When Crude Oil Meets the Second Half of November
Key points:
- In what has generally been a good year for commodities, crude oil has been a clear laggard
- Even though crude oil's poor relative performance is getting a bit overdone to the downside, and that a reversal of fortune may be near, we presently have to counsel patience
- The period between now and the first of December has typically been a tough time to play the long side
How crude oil tends to act during this time of year
The chart below shows the Annual Seasonal Trend for crude oil futures. An unfavorable period extends from the close on Trading Day of the Year (TDY) #226 through TDY #237. For 2025, this period runs from the close on November 14th through December 1st.

The chart below displays the hypothetical cumulative $ (+/-) achieved by holding a long position in crude oil futures only during this period, since 1983. The cumulative loss equals -$84,290c

At a glance, the equity curve chart above appears to show a relentless downtrend during the second half of November. But it is crucial to understand that this is no "sure thing" and that results can vary significantly from year to year. The "Good News" is that crude oil has managed to show a gain during this period in 15 of the past 41 years, i.e., fully 37% of the time. Therefore, it is essential to understand that the message here is not that crude oil prices are destined to decline between now and December 1st. The table below summarizes the performance of crude oil during this period, starting in 1983.
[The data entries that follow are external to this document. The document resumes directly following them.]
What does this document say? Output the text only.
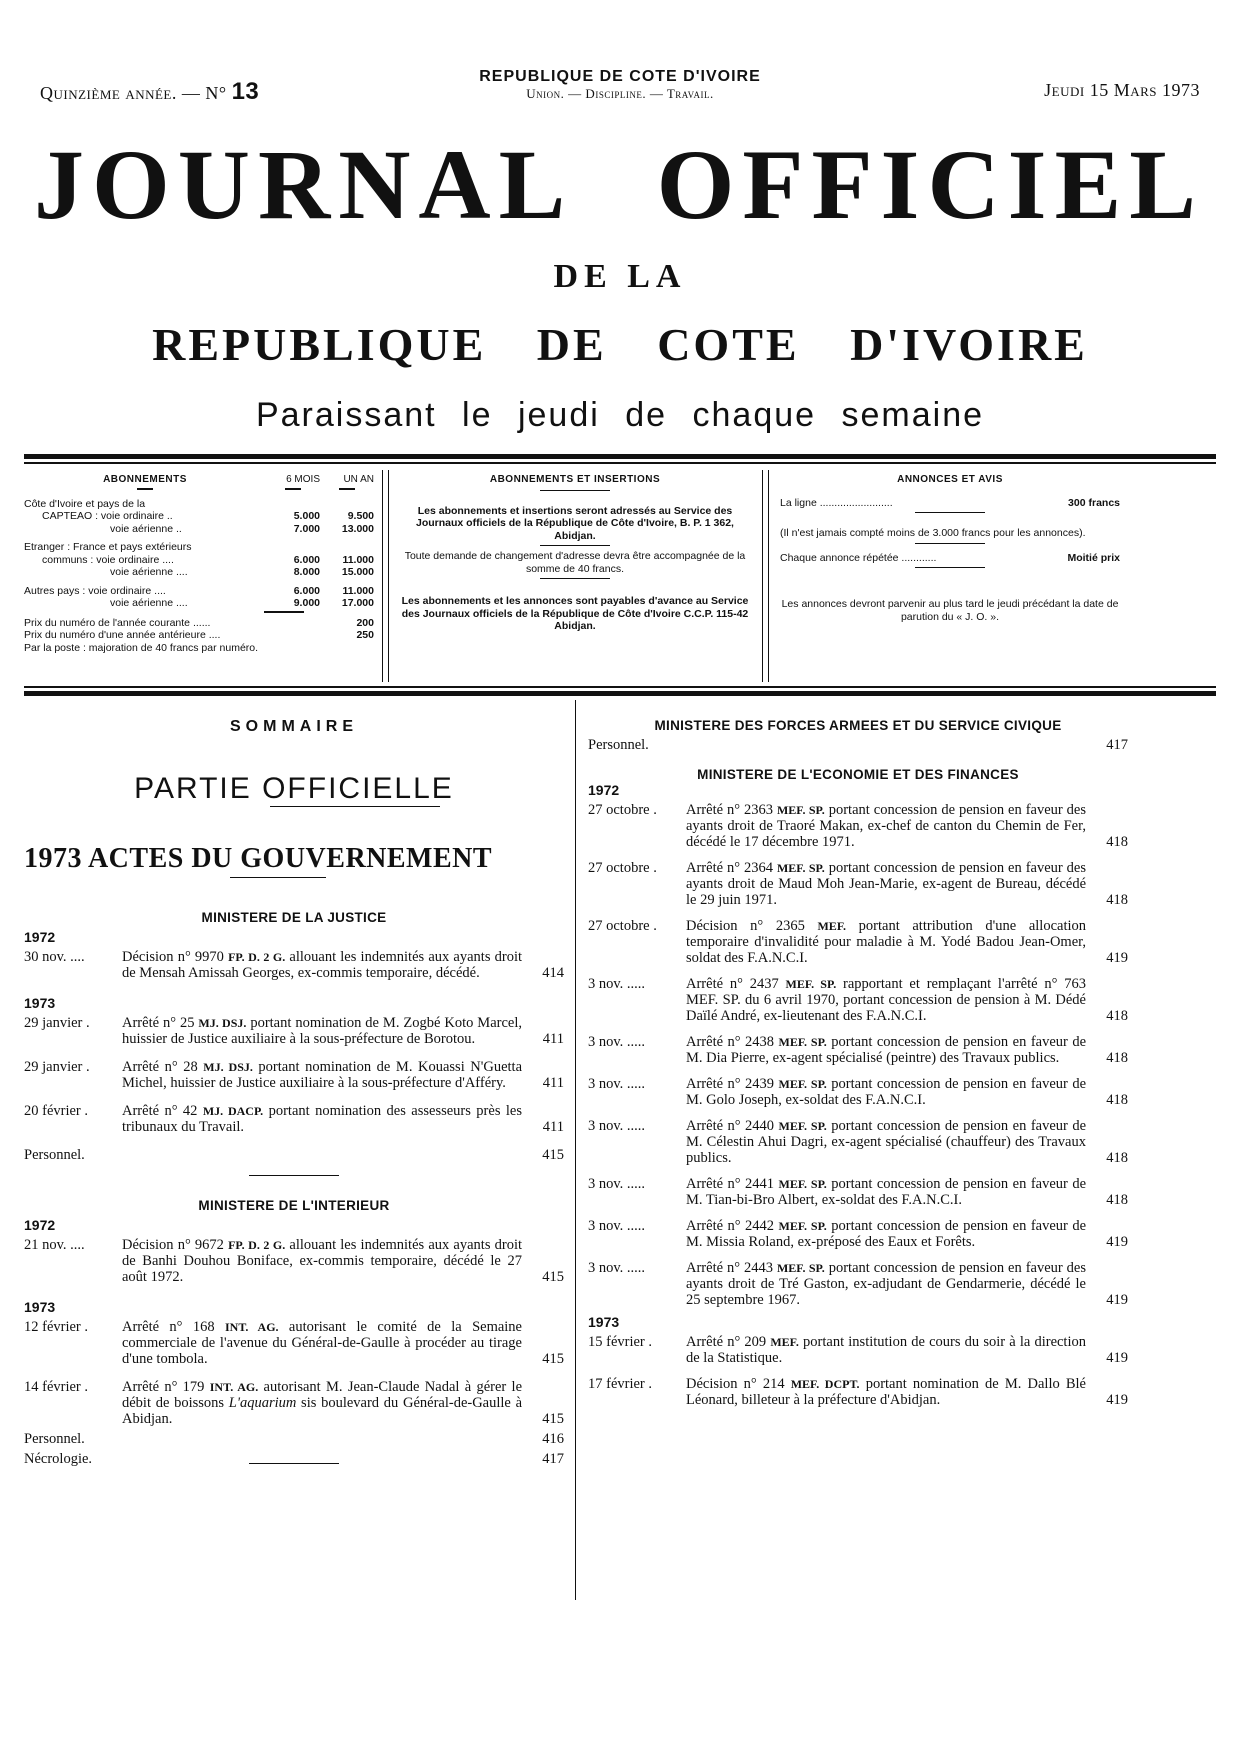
Quinzième année. — N° 13
REPUBLIQUE DE COTE D'IVOIRE
Union. — Discipline. — Travail.	Jeudi 15 Mars 1973
JOURNAL OFFICIEL
DE LA
REPUBLIQUE DE COTE D'IVOIRE
Paraissant le jeudi de chaque semaine
ABONNEMENTS	6 MOIS	UN AN

Côte d'Ivoire et pays de la		
CAPTEAO : voie ordinaire ..	5.000	9.500
voie aérienne ..	7.000	13.000
Etranger : France et pays extérieurs		
communs : voie ordinaire ....	6.000	11.000
voie aérienne ....	8.000	15.000
Autres pays : voie ordinaire ....	6.000	11.000
voie aérienne ....	9.000	17.000

Prix du numéro de l'année courante ......		200
Prix du numéro d'une année antérieure ....		250
Par la poste : majoration de 40 francs par numéro.		
ABONNEMENTS ET INSERTIONS
Les abonnements et insertions seront adressés au Service des Journaux officiels de la République de Côte d'Ivoire, B. P. 1 362, Abidjan.
Toute demande de changement d'adresse devra être accompagnée de la somme de 40 francs.
Les abonnements et les annonces sont payables d'avance au Service des Journaux officiels de la République de Côte d'Ivoire C.C.P. 115-42 Abidjan.
ANNONCES ET AVIS
La ligne .........................	300 francs
(Il n'est jamais compté moins de 3.000 francs pour les annonces).
Chaque annonce répétée ............	Moitié prix
Les annonces devront parvenir au plus tard le jeudi précédant la date de parution du « J. O. ».
SOMMAIRE
PARTIE OFFICIELLE
1973 ACTES DU GOUVERNEMENT
MINISTERE DE LA JUSTICE
1972
30 nov. ....	Décision n° 9970 FP. D. 2 G. allouant les indemnités aux ayants droit de Mensah Amissah Georges, ex-commis temporaire, décédé.	414
1973
29 janvier . Arrêté n° 25 MJ. DSJ. portant nomination de M. Zogbé Koto Marcel, huissier de Justice auxiliaire à la sous-préfecture de Borotou.	411
29 janvier . Arrêté n° 28 MJ. DSJ. portant nomination de M. Kouassi N'Guetta Michel, huissier de Justice auxiliaire à la sous-préfecture d'Afféry.	411
20 février . Arrêté n° 42 MJ. DACP. portant nomination des assesseurs près les tribunaux du Travail.	411
Personnel.	415
MINISTERE DE L'INTERIEUR
1972
21 nov. ....	Décision n° 9672 FP. D. 2 G. allouant les indemnités aux ayants droit de Banhi Douhou Boniface, ex-commis temporaire, décédé le 27 août 1972.	415
1973
12 février . Arrêté n° 168 INT. AG. autorisant le comité de la Semaine commerciale de l'avenue du Général-de-Gaulle à procéder au tirage d'une tombola.	415
14 février . Arrêté n° 179 INT. AG. autorisant M. Jean-Claude Nadal à gérer le débit de boissons L'aquarium sis boulevard du Général-de-Gaulle à Abidjan.	415
Personnel.	416
Nécrologie.	417
MINISTERE DES FORCES ARMEES ET DU SERVICE CIVIQUE
Personnel.	417
MINISTERE DE L'ECONOMIE ET DES FINANCES
1972
27 octobre . Arrêté n° 2363 MEF. SP. portant concession de pension en faveur des ayants droit de Traoré Makan, ex-chef de canton du Chemin de Fer, décédé le 17 décembre 1971.	418
27 octobre . Arrêté n° 2364 MEF. SP. portant concession de pension en faveur des ayants droit de Maud Moh Jean-Marie, ex-agent de Bureau, décédé le 29 juin 1971.	418
27 octobre . Décision n° 2365 MEF. portant attribution d'une allocation temporaire d'invalidité pour maladie à M. Yodé Badou Jean-Omer, soldat des F.A.N.C.I.	419
3 nov. .....	Arrêté n° 2437 MEF. SP. rapportant et remplaçant l'arrêté n° 763 MEF. SP. du 6 avril 1970, portant concession de pension à M. Dédé Daïlé André, ex-lieutenant des F.A.N.C.I.	418
3 nov. .....	Arrêté n° 2438 MEF. SP. portant concession de pension en faveur de M. Dia Pierre, ex-agent spécialisé (peintre) des Travaux publics.	418
3 nov. .....	Arrêté n° 2439 MEF. SP. portant concession de pension en faveur de M. Golo Joseph, ex-soldat des F.A.N.C.I.	418
3 nov. .....	Arrêté n° 2440 MEF. SP. portant concession de pension en faveur de M. Célestin Ahui Dagri, ex-agent spécialisé (chauffeur) des Travaux publics.	418
3 nov. .....	Arrêté n° 2441 MEF. SP. portant concession de pension en faveur de M. Tian-bi-Bro Albert, ex-soldat des F.A.N.C.I.	418
3 nov. .....	Arrêté n° 2442 MEF. SP. portant concession de pension en faveur de M. Missia Roland, ex-préposé des Eaux et Forêts.	419
3 nov. .....	Arrêté n° 2443 MEF. SP. portant concession de pension en faveur des ayants droit de Tré Gaston, ex-adjudant de Gendarmerie, décédé le 25 septembre 1967.	419
1973
15 février . Arrêté n° 209 MEF. portant institution de cours du soir à la direction de la Statistique.	419
17 février . Décision n° 214 MEF. DCPT. portant nomination de M. Dallo Blé Léonard, billeteur à la préfecture d'Abidjan.	419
So, the real messages are that:
- Crude oil tends to decline during this period (63% of the time lower)
- The declines show a strong tendency to be notably worse than the advances (Average loss 2.52 times the average gain; Median loss 3.55 times the Median gain; Period moves of $4K or more have skewed to the negative side 11-to-1
- If you are considering playing the long side, you might consider waiting until early December (or you'd better have a very good reason for taking the plunge in the near term)
Crude oil has essentially spent the last seven months in a large trading range, and is unchanged since early April (in stark contrast to other commodities like Gold and Silver). However, it is presently trading below its 70-day exponential moving average. So, at the moment, seasonality and price action are in agreement.
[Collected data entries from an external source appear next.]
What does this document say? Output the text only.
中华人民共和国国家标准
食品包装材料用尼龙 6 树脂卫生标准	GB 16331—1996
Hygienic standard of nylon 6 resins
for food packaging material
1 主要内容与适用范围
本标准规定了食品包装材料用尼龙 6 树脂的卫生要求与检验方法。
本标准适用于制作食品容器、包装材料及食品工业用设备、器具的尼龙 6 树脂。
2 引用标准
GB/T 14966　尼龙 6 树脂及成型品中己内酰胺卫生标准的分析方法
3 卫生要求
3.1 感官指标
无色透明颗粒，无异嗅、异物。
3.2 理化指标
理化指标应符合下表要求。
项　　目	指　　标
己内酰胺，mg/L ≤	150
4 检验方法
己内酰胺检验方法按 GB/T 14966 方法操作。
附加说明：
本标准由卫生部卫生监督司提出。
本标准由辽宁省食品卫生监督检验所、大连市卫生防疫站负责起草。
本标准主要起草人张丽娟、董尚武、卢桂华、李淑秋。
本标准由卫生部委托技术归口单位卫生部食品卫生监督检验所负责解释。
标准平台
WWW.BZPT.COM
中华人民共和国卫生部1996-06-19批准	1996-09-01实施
Aggressive traders might consider playing the short side of crude oil futures (with a stop-loss order in place to limit risk if seasonality does not play out this year) or the United States Oil Fund LP ETF (USO). Playing options on the ticker USO is another possibility for non-futures traders seeking to play the short side of the oil market.
Could crude oil bounce higher instead between now and December 1st? Absolutely. History suggests a 37% chance of that. Nevertheless, history also suggests that a trader should have a firm conviction before committing capital to the long side of crude oil between now and the end of November.
What the research tells us…
Historically, crude oil price action clearly skews to the negative during the second half of November. As long as price action remains below its intermediate-term moving average, aggressive traders may consider playing the short side via futures or an oil ETF, such as USO. As always, seasonality is ultimately a look back at what has happened in the past, and not a roadmap of what will happen in the future. Regardless of the setup that triggers any trade, a trader is never relieved of their responsibility to a) intelligently allocate capital (i.e., never "bet the ranch"), and b) ruthlessly manage risk.